We consider the Hamilton--Jacobi equation \[ \partial_t u+H(x,Du)=0\qquad \hbox{in $(0,+\infty)\times\T^{N}$}, \] where $\T^{N}$ is the flat N-dimensional torus, and the Hamiltonian $H(x,p)$ is assumed continuous in x and strictly convex and coercive in p. We study the large time behavior of solutions, and we identify the limit through a Lax-type formula. Some convergence results are also given for H solely convex. Our qualitative method is based on the analysis of the dynamical properties of the Aubry set, performed in the spirit of [A. Fathi and A. Siconolfi, Calc. Var.

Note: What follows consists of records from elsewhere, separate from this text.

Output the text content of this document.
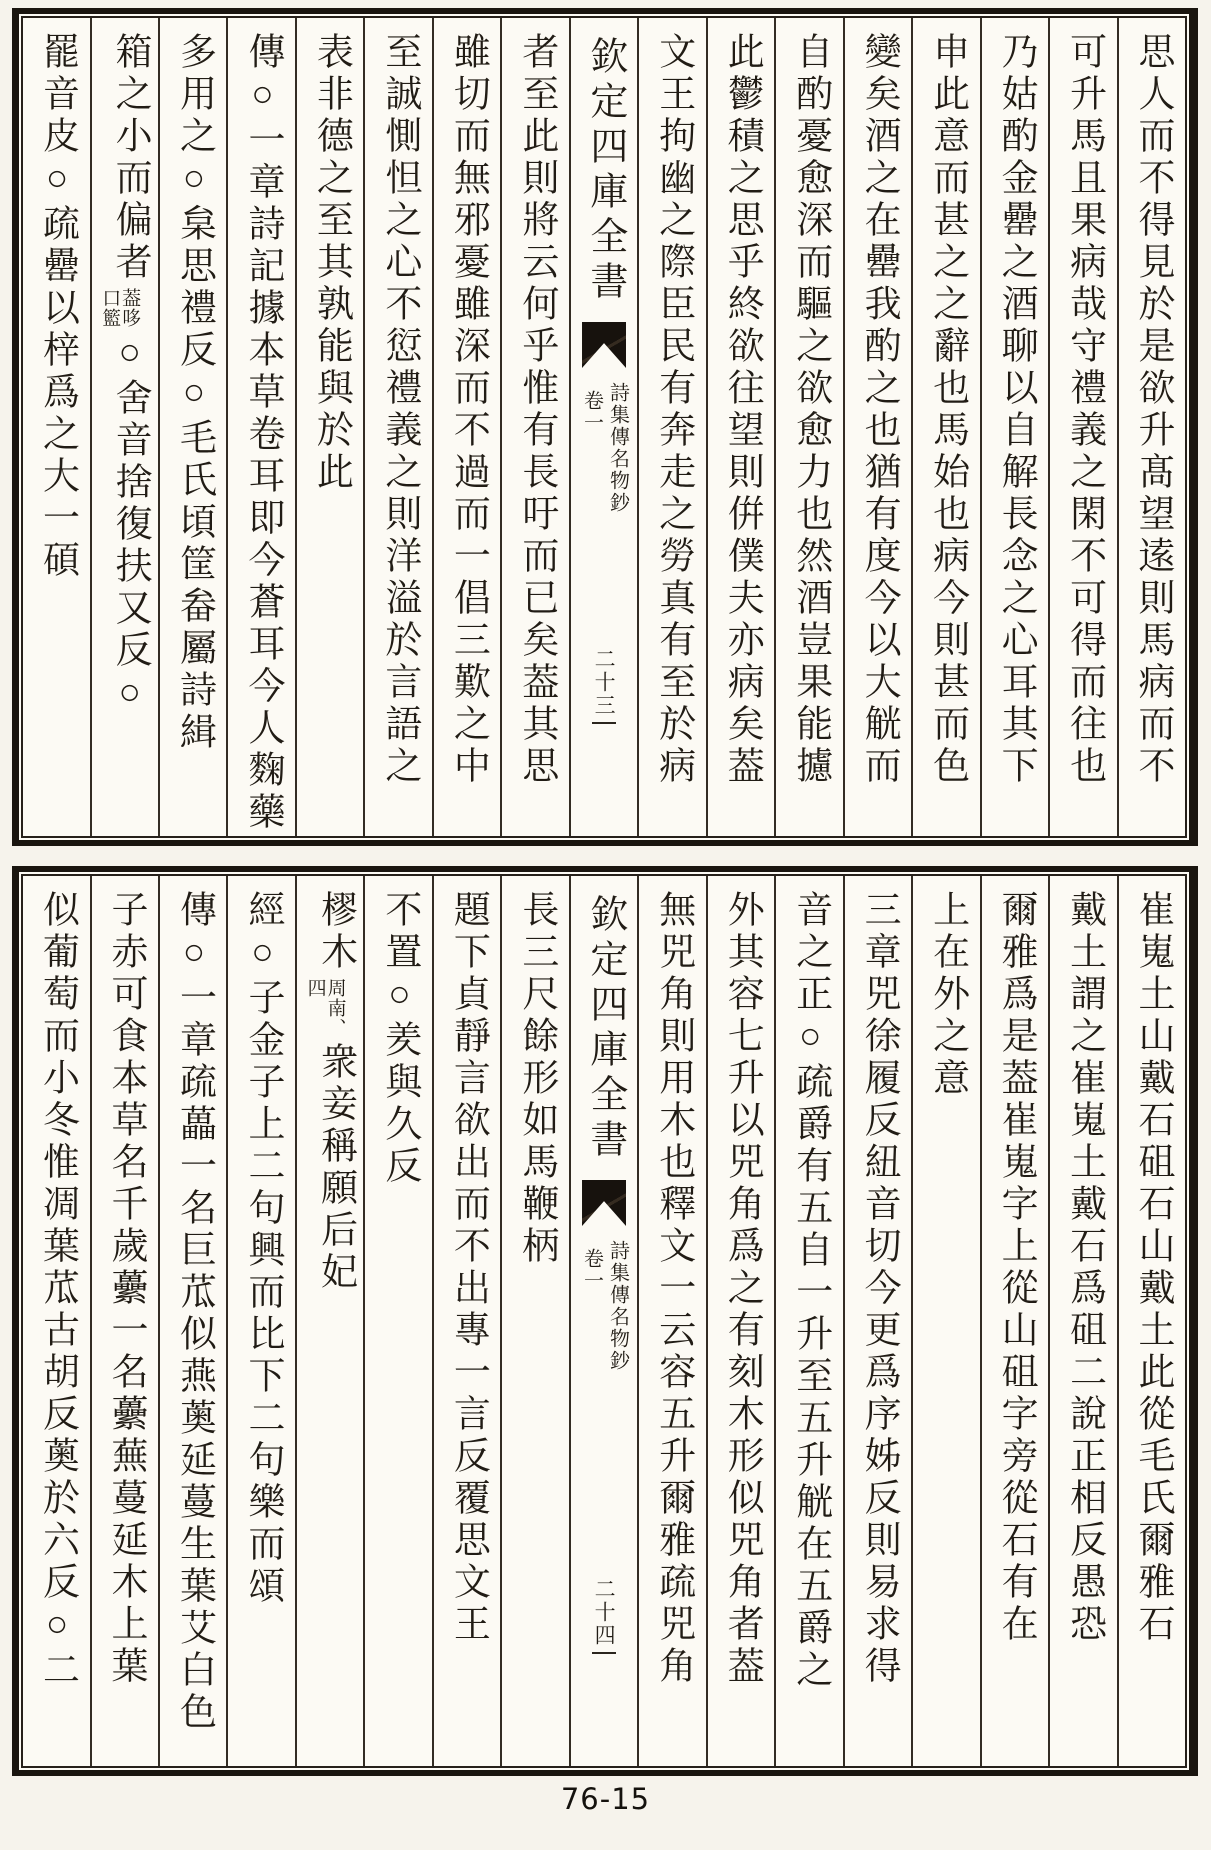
思人而不得見於是欲升髙望逺則馬病而不
可升馬且果病哉守禮義之閑不可得而往也
乃姑酌金罍之酒聊以自解長念之心耳其下
申此意而甚之之辭也馬始也病今則甚而色
變矣酒之在罍我酌之也猶有度今以大觥而
自酌憂愈深而驅之欲愈力也然酒豈果能攄
此鬱積之思乎終欲往望則倂僕夫亦病矣葢
文王拘幽之際臣民有奔走之勞真有至於病
欽定四庫全書
詩集傳名物鈔
卷一
二十三
者至此則將云何乎惟有長吁而已矣葢其思
雖切而無邪憂雖深而不過而一倡三歎之中
至誠惻怛之心不愆禮義之則洋溢於言語之
表非德之至其孰能與於此
傳○一章詩記據本草卷耳即今蒼耳今人麴藥
多用之○枲思禮反○毛氏頃筐畚屬詩緝
箱之小而偏者
葢哆
口籃
○舍音捨復扶又反○
罷音皮○疏罍以梓爲之大一碩
崔嵬土山戴石砠石山戴土此從毛氏爾雅石
戴土謂之崔嵬土戴石爲砠二說正相反愚恐
爾雅爲是葢崔嵬字上從山砠字旁從石有在
上在外之意
三章兕徐履反紐音切今更爲序姊反則易求得
音之正○疏爵有五自一升至五升觥在五爵之
外其容七升以兕角爲之有刻木形似兕角者葢
無兕角則用木也釋文一云容五升爾雅疏兕角
欽定四庫全書
詩集傳名物鈔
卷一
二十四
長三尺餘形如馬鞭柄
題下貞靜言欲出而不出專一言反覆思文王
不置○羑與久反
樛木
周南、
四
衆妾稱願后妃
經○子金子上二句興而比下二句樂而頌
傳○一章疏藟一名巨苽似燕薁延蔓生葉艾白色
子赤可食本草名千歲虆一名虆蕪蔓延木上葉
似葡萄而小冬惟凋葉苽古胡反薁於六反○二
76-15
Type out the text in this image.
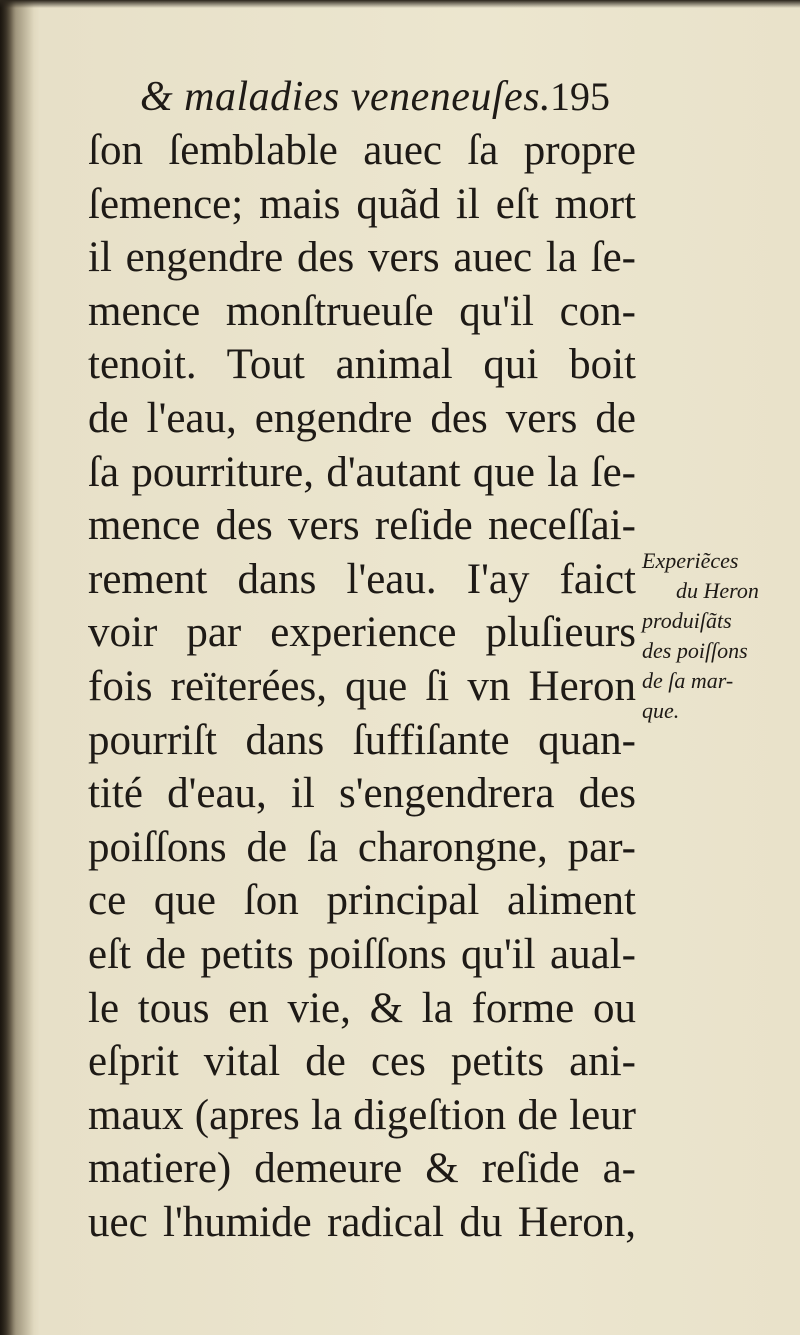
& maladies veneneuſes.
195
ſon ſemblable auec ſa propre
ſemence; mais quãd il eſt mort
il engendre des vers auec la ſe-
mence monſtrueuſe qu'il con-
tenoit. Tout animal qui boit
de l'eau, engendre des vers de
ſa pourriture, d'autant que la ſe-
mence des vers reſide neceſſai-
rement dans l'eau. I'ay faict
voir par experience pluſieurs
fois reïterées, que ſi vn Heron
pourriſt dans ſuffiſante quan-
tité d'eau, il s'engendrera des
poiſſons de ſa charongne, par-
ce que ſon principal aliment
eſt de petits poiſſons qu'il aual-
le tous en vie, & la forme ou
eſprit vital de ces petits ani-
maux (apres la digeſtion de leur
matiere) demeure & reſide a-
uec l'humide radical du Heron,
Experiẽces
du Heron
produiſãts
des poiſſons
de ſa mar-
que.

Partial Differential Equations, 22 (2005), pp. 185-228]. This can be viewed as a generalization of the techniques used in [A. Fathi, C. R. Acad. Sci. Paris Ser. I Math., 327 (1998), pp. 267-270] and [J. M. Roquejoffre, J. Math. Pures Appl. (9), 80 (2001), pp. 85-104]. Analogous results have been obtained in [G. Barles and P. E. Souganidis, SIAM J. Math. Anal., 31 (2000), pp. 925-939] using PDE methods.